1. E la parola dell’Eterno mi fu rivolta in questi termini:
  2. «Figliuol d’uomo, il legno della vite che cos’è egli più di qualunque altro legno? che cos’è il tralcio ch’è fra gli alberi della foresta?
  3. Se ne può egli prendere il legno per farne un qualche lavoro? Si può egli trarne un cavicchio da appendervi un qualche oggetto?
  4. Ecco, esso è gettato nel fuoco, perché si consumi; il fuoco ne consuma i due capi, e il mezzo si carbonizza; è egli atto a farne qualcosa?
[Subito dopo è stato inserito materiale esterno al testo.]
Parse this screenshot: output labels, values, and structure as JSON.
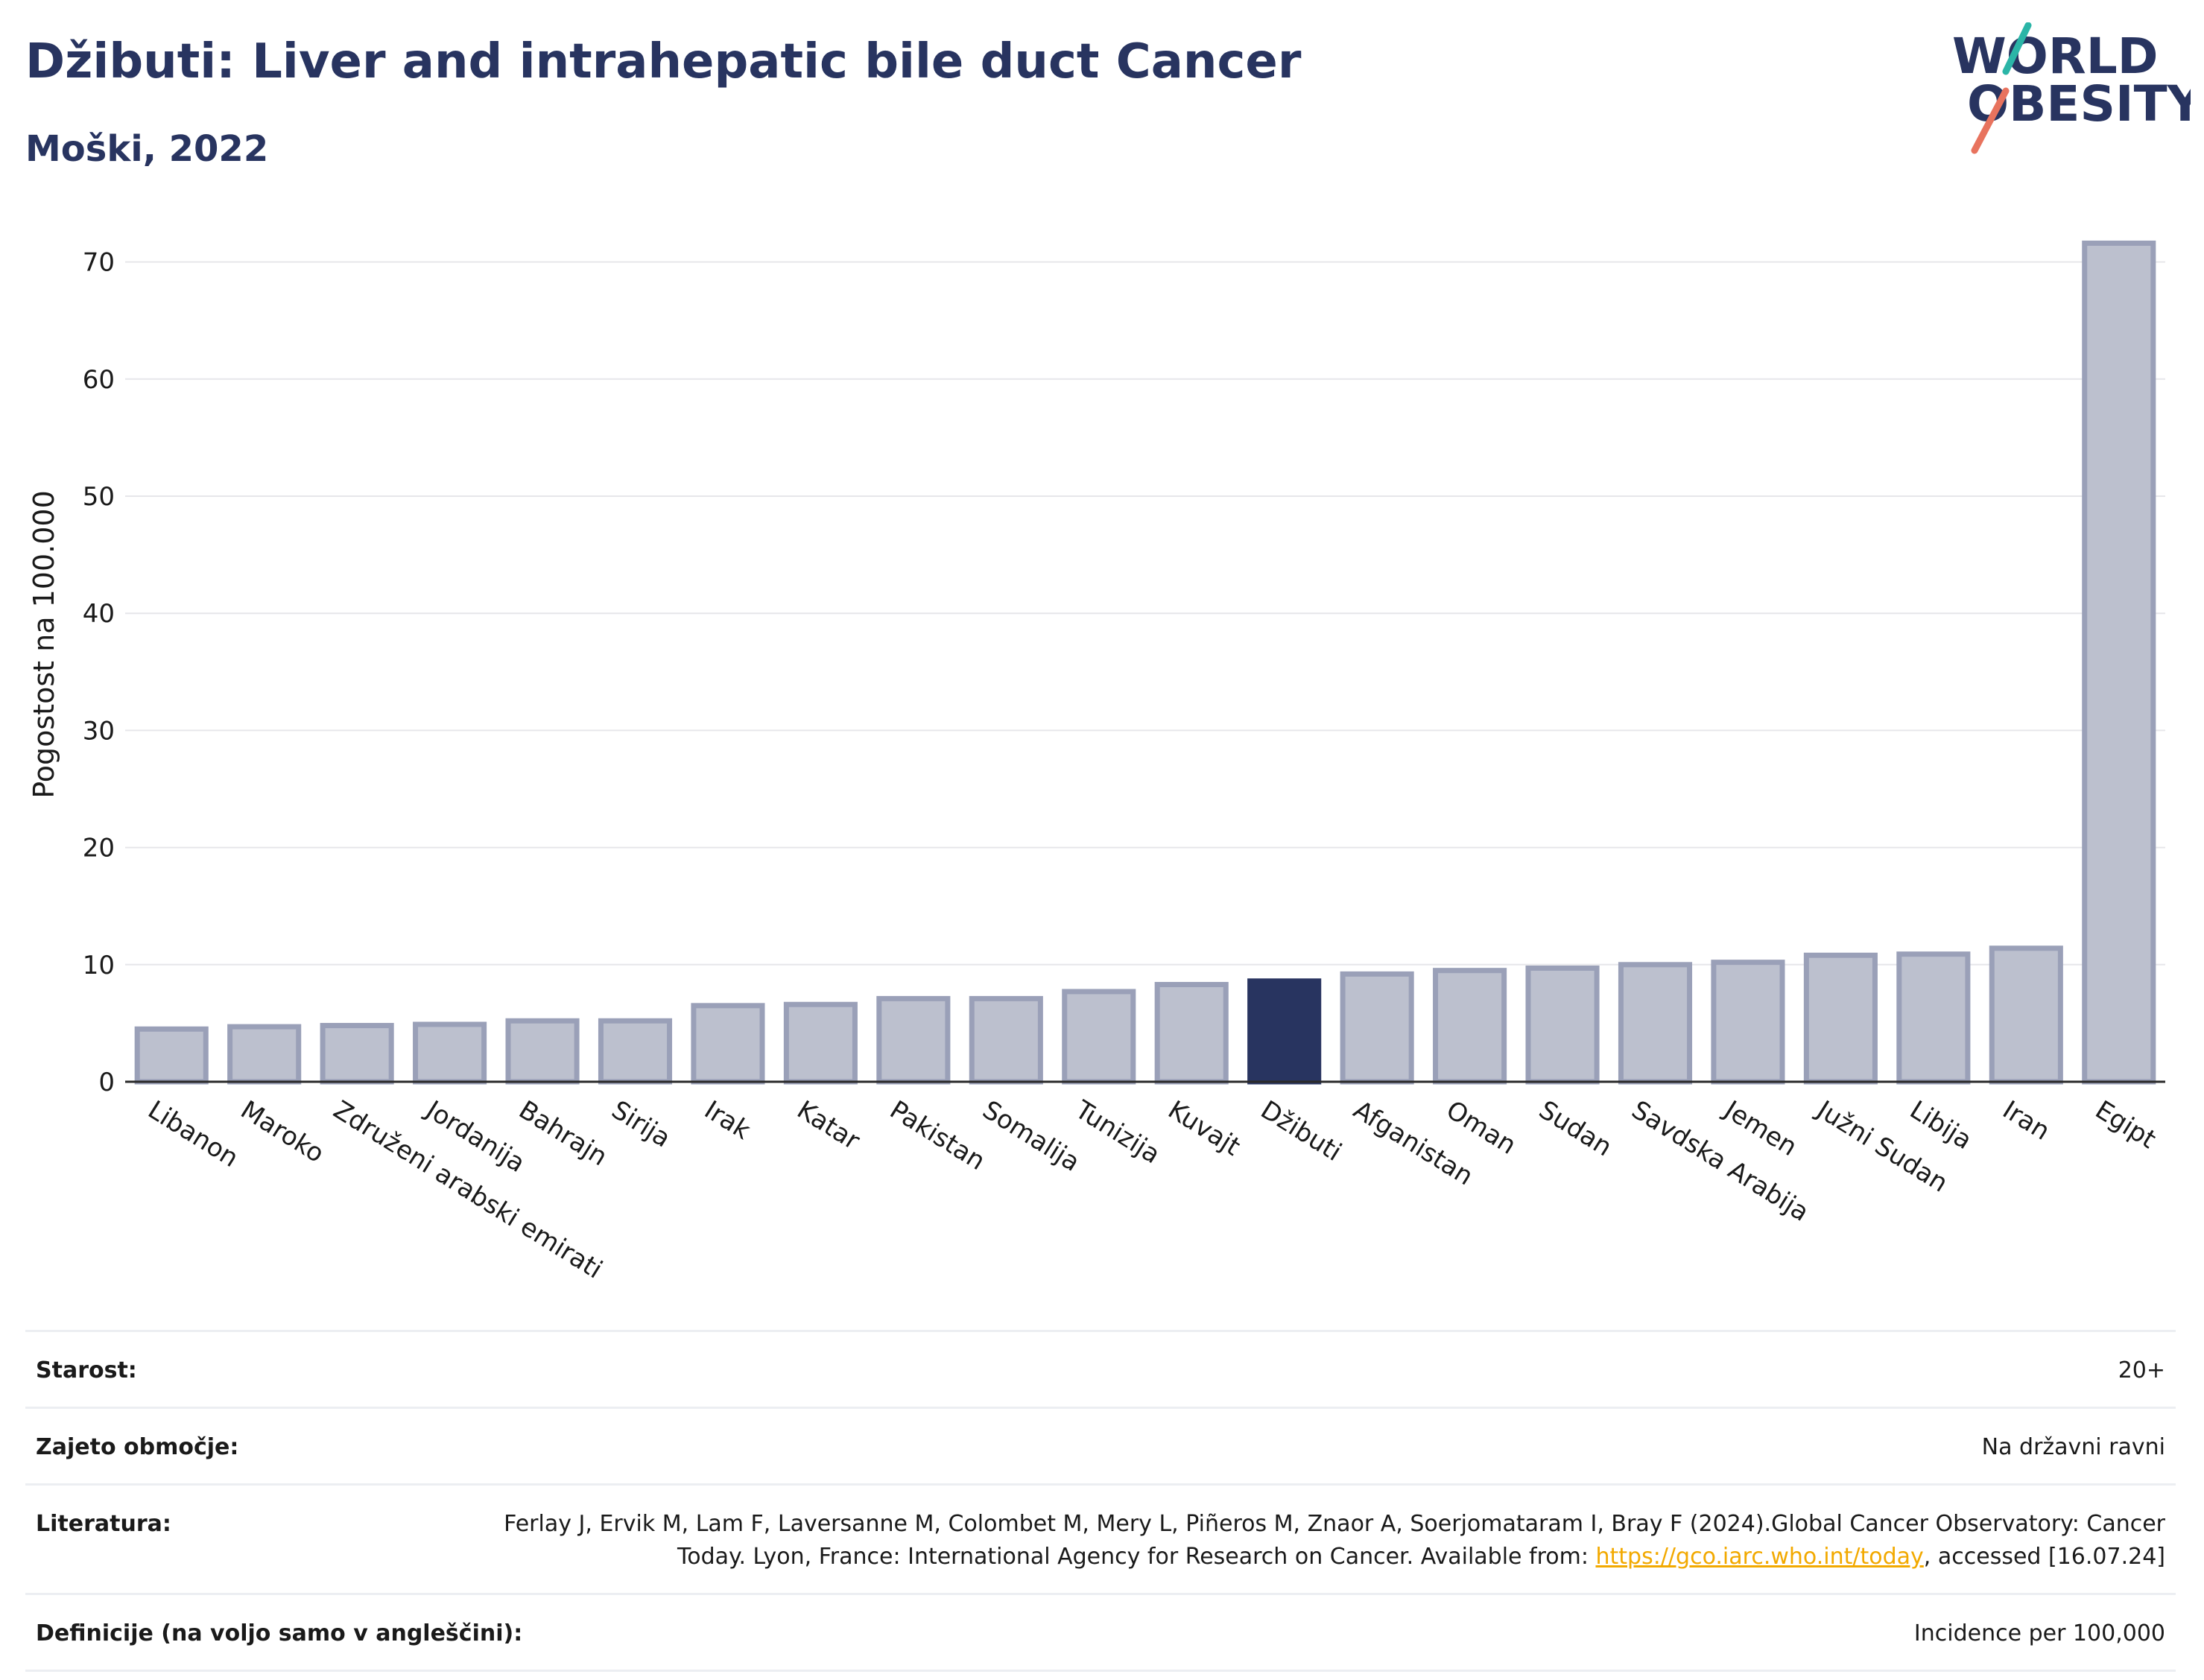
{
  "header": {
    "title": "Džibuti: Liver and intrahepatic bile duct Cancer",
    "subtitle": "Moški, 2022"
  },
  "logo": {
    "line1": "WORLD",
    "line2": "OBESITY"
  },
  "colors": {
    "highlight": "#283460",
    "bar": "#bcc0ce",
    "bar_border": "#9aa0b8",
    "accent_teal": "#2bb5a7",
    "accent_red": "#e8735e",
    "link": "#f2a900"
  },
  "chart_data": {
    "type": "bar",
    "ylabel": "Pogostost na 100.000",
    "xlabel": "",
    "ylim": [
      0,
      75
    ],
    "yticks": [
      0,
      10,
      20,
      30,
      40,
      50,
      60,
      70
    ],
    "grid": true,
    "highlight": "Džibuti",
    "categories": [
      "Libanon",
      "Maroko",
      "Združeni arabski emirati",
      "Jordanija",
      "Bahrajn",
      "Sirija",
      "Irak",
      "Katar",
      "Pakistan",
      "Somalija",
      "Tunizija",
      "Kuvajt",
      "Džibuti",
      "Afganistan",
      "Oman",
      "Sudan",
      "Savdska Arabija",
      "Jemen",
      "Južni Sudan",
      "Libija",
      "Iran",
      "Egipt"
    ],
    "values": [
      4.5,
      4.7,
      4.8,
      4.9,
      5.2,
      5.2,
      6.5,
      6.6,
      7.1,
      7.1,
      7.7,
      8.3,
      8.6,
      9.2,
      9.5,
      9.7,
      10.0,
      10.2,
      10.8,
      10.9,
      11.4,
      71.6
    ]
  },
  "meta": {
    "age_label": "Starost:",
    "age_value": "20+",
    "area_label": "Zajeto območje:",
    "area_value": "Na državni ravni",
    "lit_label": "Literatura:",
    "lit_text_1": "Ferlay J, Ervik M, Lam F, Laversanne M, Colombet M, Mery L, Piñeros M, Znaor A, Soerjomataram I, Bray F (2024).Global Cancer Observatory: Cancer Today. Lyon, France: International Agency for Research on Cancer. Available from: ",
    "lit_link": "https://gco.iarc.who.int/today",
    "lit_text_2": ", accessed [16.07.24]",
    "def_label": "Definicije (na voljo samo v angleščini):",
    "def_value": "Incidence per 100,000"
  }
}
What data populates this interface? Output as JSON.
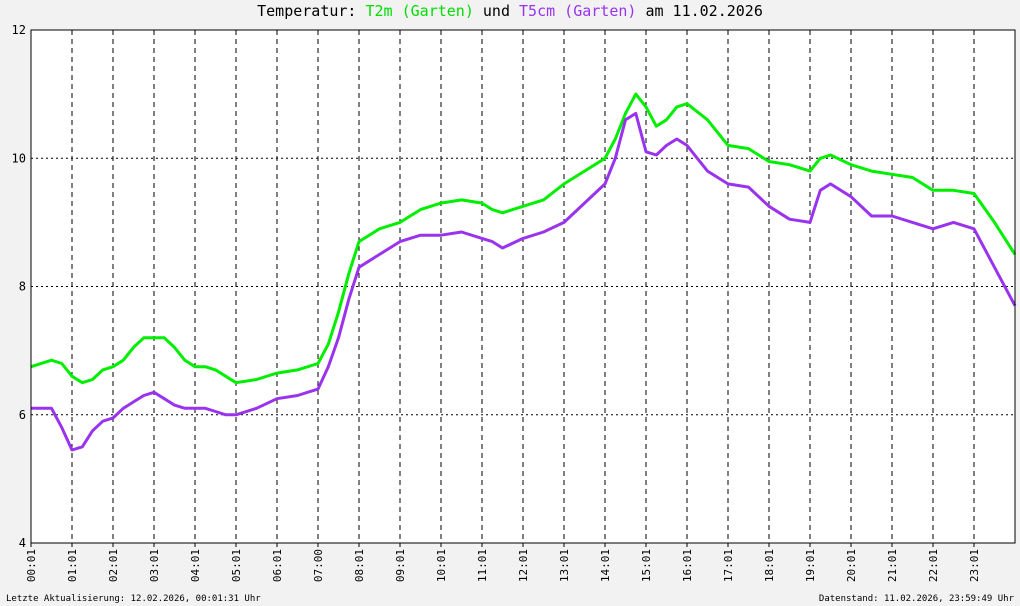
{
  "title": {
    "prefix": "Temperatur: ",
    "series1": "T2m (Garten)",
    "middle": " und ",
    "series2": "T5cm (Garten)",
    "suffix": " am 11.02.2026"
  },
  "footer": {
    "left": "Letzte Aktualisierung: 12.02.2026, 00:01:31 Uhr",
    "right": "Datenstand: 11.02.2026, 23:59:49 Uhr"
  },
  "chart_data": {
    "type": "line",
    "title": "Temperatur: T2m (Garten) und T5cm (Garten) am 11.02.2026",
    "xlabel": "",
    "ylabel": "",
    "xlim": [
      0,
      24
    ],
    "ylim": [
      4,
      12
    ],
    "yticks": [
      4,
      6,
      8,
      10,
      12
    ],
    "xtick_labels": [
      "00:01",
      "01:01",
      "02:01",
      "03:01",
      "04:01",
      "05:01",
      "06:01",
      "07:00",
      "08:01",
      "09:01",
      "10:01",
      "11:01",
      "12:01",
      "13:01",
      "14:01",
      "15:01",
      "16:01",
      "17:01",
      "18:01",
      "19:01",
      "20:01",
      "21:01",
      "22:01",
      "23:01"
    ],
    "grid": true,
    "series": [
      {
        "name": "T2m (Garten)",
        "color": "#00ee00",
        "x": [
          0.0,
          0.5,
          0.75,
          1.0,
          1.25,
          1.5,
          1.75,
          2.0,
          2.25,
          2.5,
          2.75,
          3.0,
          3.25,
          3.5,
          3.75,
          4.0,
          4.25,
          4.5,
          4.75,
          5.0,
          5.5,
          6.0,
          6.5,
          7.0,
          7.25,
          7.5,
          7.75,
          8.0,
          8.5,
          9.0,
          9.5,
          10.0,
          10.5,
          11.0,
          11.25,
          11.5,
          12.0,
          12.5,
          13.0,
          13.5,
          14.0,
          14.25,
          14.5,
          14.75,
          15.0,
          15.25,
          15.5,
          15.75,
          16.0,
          16.5,
          17.0,
          17.5,
          18.0,
          18.5,
          19.0,
          19.25,
          19.5,
          20.0,
          20.5,
          21.0,
          21.5,
          22.0,
          22.5,
          23.0,
          23.5,
          24.0
        ],
        "values": [
          6.75,
          6.85,
          6.8,
          6.6,
          6.5,
          6.55,
          6.7,
          6.75,
          6.85,
          7.05,
          7.2,
          7.2,
          7.2,
          7.05,
          6.85,
          6.75,
          6.75,
          6.7,
          6.6,
          6.5,
          6.55,
          6.65,
          6.7,
          6.8,
          7.1,
          7.6,
          8.2,
          8.7,
          8.9,
          9.0,
          9.2,
          9.3,
          9.35,
          9.3,
          9.2,
          9.15,
          9.25,
          9.35,
          9.6,
          9.8,
          10.0,
          10.3,
          10.7,
          11.0,
          10.8,
          10.5,
          10.6,
          10.8,
          10.85,
          10.6,
          10.2,
          10.15,
          9.95,
          9.9,
          9.8,
          10.0,
          10.05,
          9.9,
          9.8,
          9.75,
          9.7,
          9.5,
          9.5,
          9.45,
          9.0,
          8.5
        ]
      },
      {
        "name": "T5cm (Garten)",
        "color": "#9933ee",
        "x": [
          0.0,
          0.5,
          0.75,
          1.0,
          1.25,
          1.5,
          1.75,
          2.0,
          2.25,
          2.5,
          2.75,
          3.0,
          3.25,
          3.5,
          3.75,
          4.0,
          4.25,
          4.5,
          4.75,
          5.0,
          5.5,
          6.0,
          6.5,
          7.0,
          7.25,
          7.5,
          7.75,
          8.0,
          8.5,
          9.0,
          9.5,
          10.0,
          10.5,
          11.0,
          11.25,
          11.5,
          12.0,
          12.5,
          13.0,
          13.5,
          14.0,
          14.25,
          14.5,
          14.75,
          15.0,
          15.25,
          15.5,
          15.75,
          16.0,
          16.5,
          17.0,
          17.5,
          18.0,
          18.5,
          19.0,
          19.25,
          19.5,
          20.0,
          20.5,
          21.0,
          21.5,
          22.0,
          22.5,
          23.0,
          23.5,
          24.0
        ],
        "values": [
          6.1,
          6.1,
          5.8,
          5.45,
          5.5,
          5.75,
          5.9,
          5.95,
          6.1,
          6.2,
          6.3,
          6.35,
          6.25,
          6.15,
          6.1,
          6.1,
          6.1,
          6.05,
          6.0,
          6.0,
          6.1,
          6.25,
          6.3,
          6.4,
          6.75,
          7.2,
          7.8,
          8.3,
          8.5,
          8.7,
          8.8,
          8.8,
          8.85,
          8.75,
          8.7,
          8.6,
          8.75,
          8.85,
          9.0,
          9.3,
          9.6,
          10.0,
          10.6,
          10.7,
          10.1,
          10.05,
          10.2,
          10.3,
          10.2,
          9.8,
          9.6,
          9.55,
          9.25,
          9.05,
          9.0,
          9.5,
          9.6,
          9.4,
          9.1,
          9.1,
          9.0,
          8.9,
          9.0,
          8.9,
          8.3,
          7.7
        ]
      }
    ]
  }
}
  5. Ecco, mentr’era intatto, non se ne poteva fare alcun lavoro; quanto meno se ne potrà fare qualche lavoro, quando il fuoco l’abbia consumato o carbonizzato!
  6. Perciò, così parla il Signore, l’Eterno: com’è fra gli alberi della foresta il legno della vite che io destino al fuoco perché lo consumi, così farò degli abitanti di Gerusalemme.
  7. Io volgerò la mia faccia contro di loro; dal fuoco sono usciti, e il fuoco li consumerà; e riconoscerete che io sono l’Eterno, quando avrò vòlto la mia faccia contro di loro.
  8. E renderò il paese desolato, perché hanno agito in modo infedele, dice il Signore, l’Eterno».